Publication | Open Access
Using Psychology Theories in Archival Financial Accounting Research
137
Citations
146
References
2002
Year
Psychology has produced a robust set of theories about human behavior that can illuminate financial accounting issues, yet archival accounting research has largely relied on financial‑economics theories. This paper argues that a lack of awareness of available psychology theories and guidance on their use has hindered their adoption by archival researchers, and seeks to bridge that gap. We outline relevant psychology theories, identify contexts where they are especially useful for archival studies, and illustrate their application with specific examples that yield new insights into financial accounting problems.
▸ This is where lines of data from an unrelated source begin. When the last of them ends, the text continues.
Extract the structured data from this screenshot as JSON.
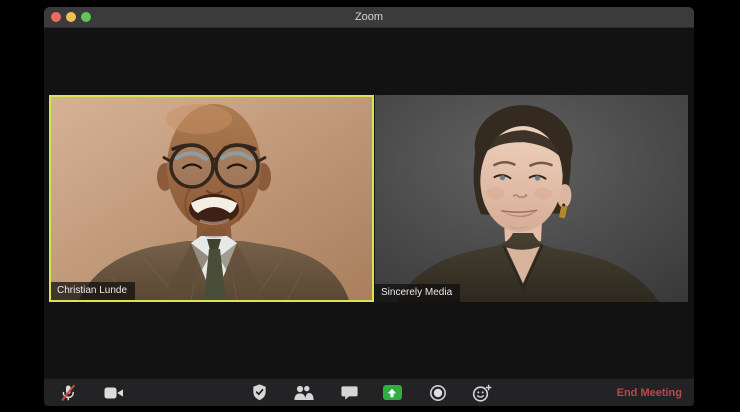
{
  "window": {
    "title": "Zoom"
  },
  "titlebar_controls": [
    "close",
    "minimize",
    "fullscreen"
  ],
  "participants": [
    {
      "name": "Christian Lunde",
      "active_speaker": true
    },
    {
      "name": "Sincerely Media",
      "active_speaker": false
    }
  ],
  "toolbar": {
    "end_meeting_label": "End Meeting",
    "microphone_muted": true,
    "icons": [
      "muted-microphone-icon",
      "video-camera-icon",
      "security-shield-icon",
      "participants-icon",
      "chat-bubble-icon",
      "share-screen-icon",
      "record-icon",
      "reactions-smiley-icon"
    ]
  },
  "colors": {
    "active_speaker_border": "#d9e455",
    "share_screen_green": "#2fae41",
    "end_meeting_red": "#b5494e",
    "mute_slash_red": "#c84b3f",
    "traffic_red": "#ed6a5e",
    "traffic_yellow": "#f5bf4f",
    "traffic_green": "#61c554",
    "titlebar": "#3b3b3d",
    "toolbar": "#232325"
  }
}
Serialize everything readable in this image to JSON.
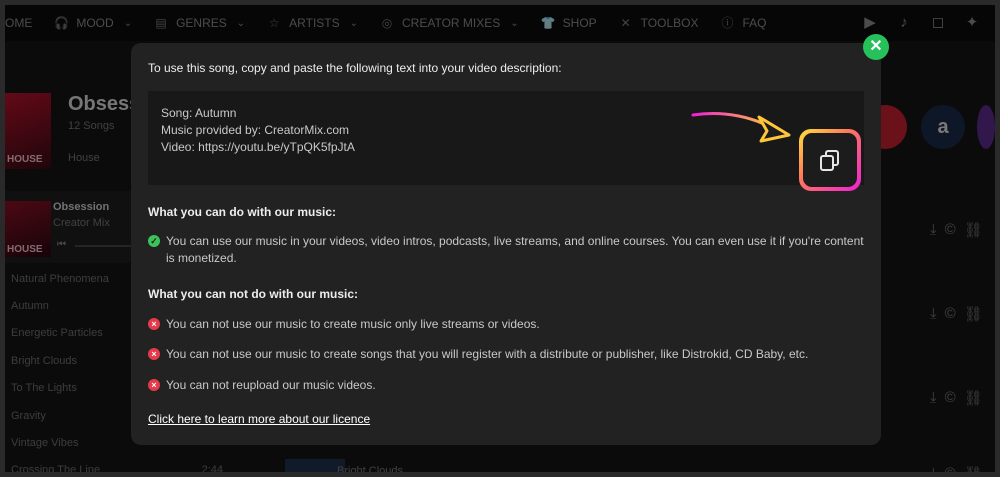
{
  "nav": {
    "items": [
      {
        "label": "OME",
        "icon": "home-icon",
        "chevron": false
      },
      {
        "label": "MOOD",
        "icon": "headphones-icon",
        "chevron": true
      },
      {
        "label": "GENRES",
        "icon": "list-icon",
        "chevron": true
      },
      {
        "label": "ARTISTS",
        "icon": "star-icon",
        "chevron": true
      },
      {
        "label": "CREATOR MIXES",
        "icon": "disc-icon",
        "chevron": true
      },
      {
        "label": "SHOP",
        "icon": "tshirt-icon",
        "chevron": false
      },
      {
        "label": "TOOLBOX",
        "icon": "tools-icon",
        "chevron": false
      },
      {
        "label": "FAQ",
        "icon": "info-icon",
        "chevron": false
      }
    ],
    "social": [
      "youtube-icon",
      "tiktok-icon",
      "instagram-icon",
      "twitter-icon"
    ]
  },
  "background": {
    "playlist_title": "Obsess",
    "song_count": "12 Songs",
    "genre": "House",
    "album_label": "HOUSE",
    "player": {
      "title": "Obsession",
      "artist": "Creator Mix",
      "label": "HOUSE"
    },
    "tracks": [
      {
        "name": "Natural Phenomena",
        "time": ""
      },
      {
        "name": "Autumn",
        "time": ""
      },
      {
        "name": "Energetic Particles",
        "time": ""
      },
      {
        "name": "Bright Clouds",
        "time": ""
      },
      {
        "name": "To The Lights",
        "time": ""
      },
      {
        "name": "Gravity",
        "time": ""
      },
      {
        "name": "Vintage Vibes",
        "time": ""
      },
      {
        "name": "Crossing The Line",
        "time": "2:44"
      }
    ],
    "bottom_track": "Bright Clouds"
  },
  "modal": {
    "intro": "To use this song, copy and paste the following text into your video description:",
    "copy_lines": [
      "Song: Autumn",
      "Music provided by: CreatorMix.com",
      "Video: https://youtu.be/yTpQK5fpJtA"
    ],
    "can_heading": "What you can do with our music:",
    "can_items": [
      "You can use our music in your videos, video intros, podcasts, live streams, and online courses. You can even use it if you're content is monetized."
    ],
    "cannot_heading": "What you can not do with our music:",
    "cannot_items": [
      "You can not use our music to create music only live streams or videos.",
      "You can not use our music to create songs that you will register with a distribute or publisher, like Distrokid, CD Baby, etc.",
      "You can not reupload our music videos."
    ],
    "licence_link": "Click here to learn more about our licence"
  },
  "colors": {
    "accent_green": "#26c15a",
    "error_red": "#e53a4a",
    "modal_bg": "#222222"
  }
}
Psychologists have studied human behavior for over a century and, as a result, have developed a robust set of theories regarding how people behave. Most financial accounting issues deal with matters of human behavior, such as the judgments and decisions of managers, investors, analysts, and auditors. Consequently, psychology offers a rich pool of theories from which financial accounting researchers can draw to motivate hypotheses and interpret results. Despite this, archival accounting researchers traditionally have relied almost solely on theories based in financial economics. We argue that two major obstacles to the use of psychology theories by archival researchers has been a lack of awareness about the theories that are available and when their use would be most productive. Our paper attempts to bridge this gap. Specifically, we describe a number of psychology theories that are applicable to financial accounting issues, lay out the circumstances where they may be especially useful to archival researchers, and provide a number of specific examples of how psychology theories provide new insights about financial accounting issues.